Wine. Food. Reviews. Recipes. Lap it up.

Monday, May 16, 2005

New Harmony Wine Festival Report

We just got back from the second annual New Harmony Wine Festival, and it was fun! New Harmony is in southwestern Indiana about half an hour west of Evansville. If you have a really good arm, it's a tennis ball's throw from Illinois, since it's on the east bank of the Wabash River.

New Harmony is an interesting, historic place. It was twice settled by Utopians, first by Lutheran separatists from Harmonie, Pennsylvania led by George Rapp and then by Robert Owen, a visionary liberal Welshman. Many of the Harmonists' buildings are still standing, and The New Harmony Inn and Conference Center, built among the historic structures, now specializes in hosting events for arts, educational and spiritual groups. (And their policy about having dogs in the rooms is something along the lines of "don't ask, don't tell." If you don't bother them, they won't bother you.)

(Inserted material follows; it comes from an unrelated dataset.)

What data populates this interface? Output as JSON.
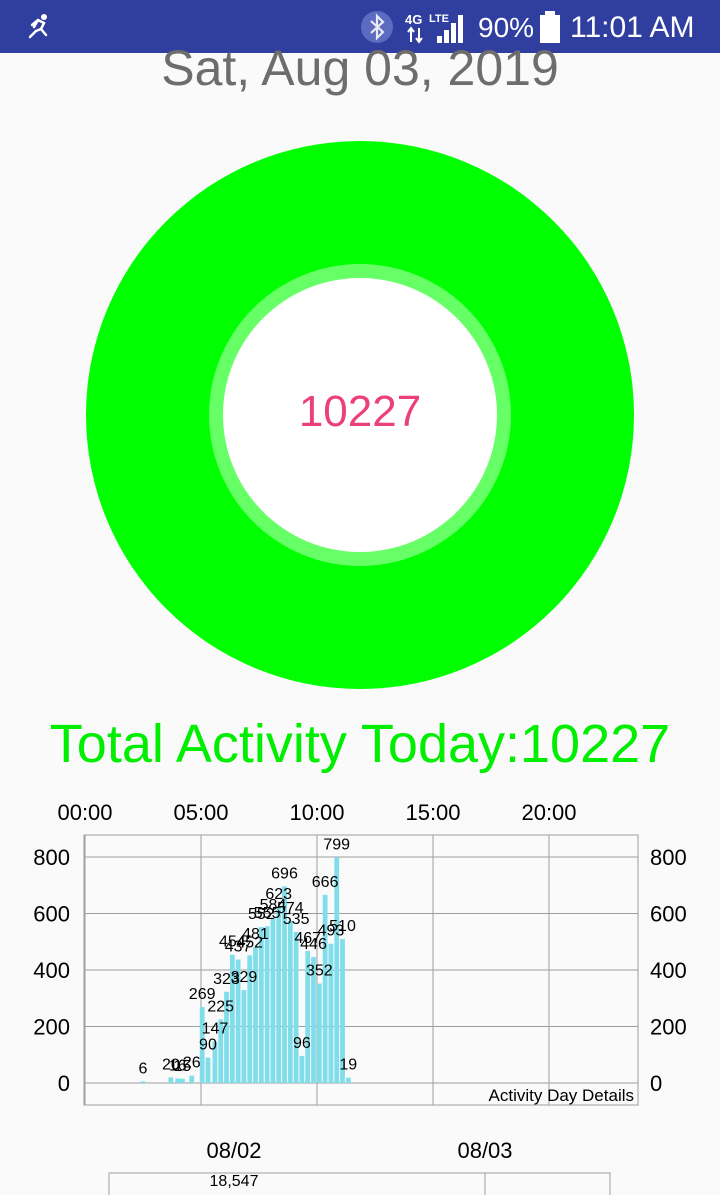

The Inn's excellent restaurant, The Red Geranium, is the home of the New Harmony Wine Society and the driving force behind the festival.

The festival was a three-day event, but we only participated in the Grand Tasting, held on the second day. About 220 humans sampled scores of wines from around the world and snacked on an abundance of delicious foods. After the tasting's official end at 8 p.m. much of the party moved to the restaurant and then to a variety of venues. My sharp ears detected humans entering their rooms at 4:30 a.m. ("WOOF! Oops, sorry, I'll be quiet now....") A good time was had by all who remember it, and the third annual is sure to be even better.

On the way back home we drove through the beautiful Indiana countryside on two-lane highways, and stopped at a nice Italian restaurant in Bloomington called Grazie!, which just happened to be having a half-price wine night. We got a bottle of A Mano Primitivo, which was a smooth, delicious accompaniment to the Gorgonzola filet -- and twice as enjoyable as usual at just $13.

After that, we headed home and I refreshed myself with a long draught of my favorite domestic eau de toilette and a peaceful sleep on my own bed, snuggled between my two favorite people.
M. Zane Grey, 11:46 AM | link |

Tuesday, May 03, 2005

Alexandra / Alexandre

Last night I attended a tasting of Casa Lapostolle wines. Alexandra Marnier Lapostolle was in attendance, and is every bit as lovely in person as she appears to be on her company's web site.

The wines were lovely as well. I skipped the 2003 Cuvée Alexandre Chardonnay, having lapped up quite a bit of it on previous occasions. It is wonderfully well-balanced, with enough oak to give it nose and body but not so much that it overpowers the acid that makes this wine food-friendly. It is consistently good, as evidenced by the 90+ scores it has garnered from the wine press over the past three years.

So, I started with the 2001 Cuvée Alexandre Merlot. This, too, is a food wine, with muscular tannins that would go well with a big slab of beef. It's not a particularly good sipping wine for the same reason, though this will no doubt change as the wine ages.

Next was the 2001 Cabernet Sauvignon Classic. This is a good, everyday Cab -- nothing special, really, but a very good value at its typical retail price of $10 - $11. This, too, would be a good food wine (grilled cheeseburgers come to mind).

The 2001 Cuvée Alexandre Cabernet Sauvignon is something special. French oak makes itself known with the vanilla overtones on the beautiful, deep plummy nose. The tannins are soft, and the mouthfeel creamy. This wine is a treat, either standing alone or with a meal. You should be able to find it at your local wine shop for around $20, and at that price it's a bargain.